Matthew Knepley <knep...@gmail.com> writes:

> On Sat, Jun 29, 2019 at 8:39 AM Jed Brown <j...@jedbrown.org> wrote:
>
>> Matthew Knepley <knep...@gmail.com> writes:
>>
>> > On Fri, Jun 28, 2019 at 4:37 PM Jed Brown <j...@jedbrown.org> wrote:
>> >
>> >> Matthew Knepley <knep...@gmail.com> writes:
>> >>
>> >> > On Fri, Jun 28, 2019 at 2:04 PM Smith, Barry F. via petsc-dev <
>> >> > petsc-dev@mcs.anl.gov> wrote:
>> >> >
>> >> >>
>> >> >>   You are right, these do not belong in petscconf.h
>> >> >>
>> >> >
>> >> > The problematic thing here is hiding information from users of
>> >> > PETSc. If you are a user that counts on PETSc configure to check
>> >> > something, but then we hide it because we do not use it, I would not
>> >> > be happy.
>> >>
>> >> You want PETSc to test things that it doesn't use because maybe a user
>> >> would want to know?  Where does that end
>> >
>> >
>> > Very clearly it ends with testing the things users SPECIFICALLY ASKED
>> > US TO TEST on the configure command line.
>>
>> They asked us to test the size of short and for the existence of sched.h
>> and mkstemp?
>>
>
> I have no problem trimming the automatic tests we do (I copied them from
> Autoconf),
> as long as we provide a way to turn them on again.

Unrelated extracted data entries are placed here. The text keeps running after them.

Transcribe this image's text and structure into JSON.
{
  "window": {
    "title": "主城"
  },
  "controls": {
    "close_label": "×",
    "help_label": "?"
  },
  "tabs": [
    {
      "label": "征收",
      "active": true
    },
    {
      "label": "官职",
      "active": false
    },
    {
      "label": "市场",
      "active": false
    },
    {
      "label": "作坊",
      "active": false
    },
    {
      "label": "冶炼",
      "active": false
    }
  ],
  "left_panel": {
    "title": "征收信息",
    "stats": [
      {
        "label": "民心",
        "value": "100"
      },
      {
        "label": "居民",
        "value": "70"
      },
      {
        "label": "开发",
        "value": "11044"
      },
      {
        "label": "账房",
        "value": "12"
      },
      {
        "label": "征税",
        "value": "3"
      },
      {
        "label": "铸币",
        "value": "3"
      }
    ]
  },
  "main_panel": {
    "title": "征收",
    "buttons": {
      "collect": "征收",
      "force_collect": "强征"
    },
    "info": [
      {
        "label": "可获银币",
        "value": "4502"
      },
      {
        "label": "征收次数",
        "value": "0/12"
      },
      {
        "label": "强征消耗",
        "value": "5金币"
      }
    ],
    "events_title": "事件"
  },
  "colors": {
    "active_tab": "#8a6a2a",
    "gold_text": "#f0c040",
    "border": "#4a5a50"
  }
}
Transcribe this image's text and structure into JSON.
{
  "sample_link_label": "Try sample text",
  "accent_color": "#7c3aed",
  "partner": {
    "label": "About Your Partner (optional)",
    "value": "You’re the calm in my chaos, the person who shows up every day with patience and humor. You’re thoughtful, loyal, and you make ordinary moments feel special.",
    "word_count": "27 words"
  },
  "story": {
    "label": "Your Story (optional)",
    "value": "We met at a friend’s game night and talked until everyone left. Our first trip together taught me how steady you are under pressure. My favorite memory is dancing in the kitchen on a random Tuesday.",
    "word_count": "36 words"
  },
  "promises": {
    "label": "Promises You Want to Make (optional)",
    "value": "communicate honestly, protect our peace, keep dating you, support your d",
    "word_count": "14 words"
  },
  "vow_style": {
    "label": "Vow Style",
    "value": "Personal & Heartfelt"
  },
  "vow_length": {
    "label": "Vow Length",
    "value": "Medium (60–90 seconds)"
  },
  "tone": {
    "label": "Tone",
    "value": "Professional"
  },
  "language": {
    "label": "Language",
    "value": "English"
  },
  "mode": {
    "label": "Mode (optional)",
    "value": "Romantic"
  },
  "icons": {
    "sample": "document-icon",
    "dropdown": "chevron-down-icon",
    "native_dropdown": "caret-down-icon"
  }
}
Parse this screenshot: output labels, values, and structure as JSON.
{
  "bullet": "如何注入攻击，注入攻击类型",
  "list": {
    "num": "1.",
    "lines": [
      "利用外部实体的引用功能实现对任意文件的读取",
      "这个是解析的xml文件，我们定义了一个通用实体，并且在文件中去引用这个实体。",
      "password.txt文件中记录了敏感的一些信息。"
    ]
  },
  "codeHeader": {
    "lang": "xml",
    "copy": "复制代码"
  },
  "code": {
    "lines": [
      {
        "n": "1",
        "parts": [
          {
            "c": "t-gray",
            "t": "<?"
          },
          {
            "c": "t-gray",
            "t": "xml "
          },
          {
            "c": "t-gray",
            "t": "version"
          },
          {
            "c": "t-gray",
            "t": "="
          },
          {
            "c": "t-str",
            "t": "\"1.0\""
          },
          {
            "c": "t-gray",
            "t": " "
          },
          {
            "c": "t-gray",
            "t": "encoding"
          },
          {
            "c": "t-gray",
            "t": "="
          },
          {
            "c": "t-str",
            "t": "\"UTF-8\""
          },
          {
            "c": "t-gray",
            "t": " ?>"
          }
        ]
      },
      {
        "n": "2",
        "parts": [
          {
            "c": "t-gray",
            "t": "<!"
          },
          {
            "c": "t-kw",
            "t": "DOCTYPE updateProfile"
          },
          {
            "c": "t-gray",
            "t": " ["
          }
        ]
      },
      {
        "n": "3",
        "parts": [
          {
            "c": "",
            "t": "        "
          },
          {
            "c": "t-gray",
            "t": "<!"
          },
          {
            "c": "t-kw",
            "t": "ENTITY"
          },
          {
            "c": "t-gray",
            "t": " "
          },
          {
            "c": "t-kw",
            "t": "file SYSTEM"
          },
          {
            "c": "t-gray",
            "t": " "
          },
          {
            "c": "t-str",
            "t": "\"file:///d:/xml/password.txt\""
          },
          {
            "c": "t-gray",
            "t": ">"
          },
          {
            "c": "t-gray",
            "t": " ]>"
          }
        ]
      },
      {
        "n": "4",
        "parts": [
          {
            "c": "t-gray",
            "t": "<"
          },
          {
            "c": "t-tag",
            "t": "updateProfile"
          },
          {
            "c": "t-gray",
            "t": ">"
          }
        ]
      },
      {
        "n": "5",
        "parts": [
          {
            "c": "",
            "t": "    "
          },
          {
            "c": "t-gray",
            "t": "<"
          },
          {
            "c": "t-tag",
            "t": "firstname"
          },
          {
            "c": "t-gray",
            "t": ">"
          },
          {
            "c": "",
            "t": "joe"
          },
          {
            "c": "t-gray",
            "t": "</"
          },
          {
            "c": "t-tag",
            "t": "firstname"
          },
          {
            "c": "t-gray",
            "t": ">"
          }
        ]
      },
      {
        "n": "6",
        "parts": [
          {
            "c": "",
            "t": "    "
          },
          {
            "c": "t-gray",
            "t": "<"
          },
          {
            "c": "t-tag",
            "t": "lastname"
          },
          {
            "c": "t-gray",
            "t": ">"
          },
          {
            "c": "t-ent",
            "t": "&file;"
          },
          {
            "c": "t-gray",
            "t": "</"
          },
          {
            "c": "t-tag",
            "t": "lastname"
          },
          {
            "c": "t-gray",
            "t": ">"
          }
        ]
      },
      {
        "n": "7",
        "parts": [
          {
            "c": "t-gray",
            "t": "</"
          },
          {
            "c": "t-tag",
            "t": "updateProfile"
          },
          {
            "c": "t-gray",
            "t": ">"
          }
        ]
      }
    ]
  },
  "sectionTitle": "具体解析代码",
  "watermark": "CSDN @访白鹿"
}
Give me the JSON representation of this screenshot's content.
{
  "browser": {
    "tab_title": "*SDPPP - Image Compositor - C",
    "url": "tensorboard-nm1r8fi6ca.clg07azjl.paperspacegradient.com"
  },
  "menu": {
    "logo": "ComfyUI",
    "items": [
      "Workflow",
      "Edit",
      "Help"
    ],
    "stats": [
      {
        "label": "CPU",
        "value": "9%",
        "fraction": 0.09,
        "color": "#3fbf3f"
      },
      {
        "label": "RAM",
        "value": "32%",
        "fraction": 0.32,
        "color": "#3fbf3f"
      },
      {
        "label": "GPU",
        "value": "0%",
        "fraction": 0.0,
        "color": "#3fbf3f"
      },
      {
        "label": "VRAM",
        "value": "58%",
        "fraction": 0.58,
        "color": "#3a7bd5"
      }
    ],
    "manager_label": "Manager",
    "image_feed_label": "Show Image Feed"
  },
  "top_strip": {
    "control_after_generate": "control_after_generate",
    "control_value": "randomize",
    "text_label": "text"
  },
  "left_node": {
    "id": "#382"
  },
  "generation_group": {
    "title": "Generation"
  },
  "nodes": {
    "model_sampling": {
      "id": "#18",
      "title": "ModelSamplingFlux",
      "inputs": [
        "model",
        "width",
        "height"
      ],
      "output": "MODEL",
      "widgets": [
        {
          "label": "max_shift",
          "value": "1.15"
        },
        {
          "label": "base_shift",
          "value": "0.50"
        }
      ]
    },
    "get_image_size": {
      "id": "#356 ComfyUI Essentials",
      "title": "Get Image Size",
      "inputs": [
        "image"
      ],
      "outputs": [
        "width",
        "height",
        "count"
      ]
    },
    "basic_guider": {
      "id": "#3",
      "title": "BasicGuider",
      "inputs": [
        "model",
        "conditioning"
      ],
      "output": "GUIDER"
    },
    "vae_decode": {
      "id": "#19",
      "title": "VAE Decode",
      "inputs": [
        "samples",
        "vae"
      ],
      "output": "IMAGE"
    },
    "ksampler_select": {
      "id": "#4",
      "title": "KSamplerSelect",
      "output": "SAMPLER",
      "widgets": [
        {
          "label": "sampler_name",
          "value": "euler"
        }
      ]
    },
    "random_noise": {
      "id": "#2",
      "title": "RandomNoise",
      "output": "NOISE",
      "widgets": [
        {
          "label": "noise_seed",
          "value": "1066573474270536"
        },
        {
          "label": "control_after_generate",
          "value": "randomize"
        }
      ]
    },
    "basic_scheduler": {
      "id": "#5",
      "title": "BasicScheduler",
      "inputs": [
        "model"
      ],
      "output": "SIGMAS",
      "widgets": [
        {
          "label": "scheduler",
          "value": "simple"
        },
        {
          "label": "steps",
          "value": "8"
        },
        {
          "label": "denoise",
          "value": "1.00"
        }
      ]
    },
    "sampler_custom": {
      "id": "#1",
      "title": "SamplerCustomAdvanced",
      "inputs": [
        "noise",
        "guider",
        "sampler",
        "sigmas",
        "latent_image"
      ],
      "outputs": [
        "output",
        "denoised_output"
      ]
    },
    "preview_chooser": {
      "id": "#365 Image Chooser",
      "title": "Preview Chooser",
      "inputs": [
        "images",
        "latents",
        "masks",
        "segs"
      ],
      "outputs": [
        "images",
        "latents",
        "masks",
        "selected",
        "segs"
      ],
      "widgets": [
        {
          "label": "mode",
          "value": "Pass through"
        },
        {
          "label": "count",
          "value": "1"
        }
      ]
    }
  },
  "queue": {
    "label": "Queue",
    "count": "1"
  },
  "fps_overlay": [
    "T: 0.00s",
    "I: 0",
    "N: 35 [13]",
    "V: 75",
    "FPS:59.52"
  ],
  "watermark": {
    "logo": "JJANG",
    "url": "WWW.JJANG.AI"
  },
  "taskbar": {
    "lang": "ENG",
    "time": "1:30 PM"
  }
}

I want to delete the code that we don't use.  In the rest of PETSc, when
we delete code, we delete it, not comment it out or make it optional and
untested.

>> >> and how would we ever know if
>> >> the information is correct?
>> >>
>> >
>> > This is just nonsensical. We know its correct because we tested it.
>>
>> Only by the code that decides whether to define the macro, but if one of
>> those tests is/becomes broken (this has happened), we wouldn't know.
>>
>
> I am not sure that worrying that code might become broken is a first order
> problem.

This unused & untested code is a net liability, not an asset.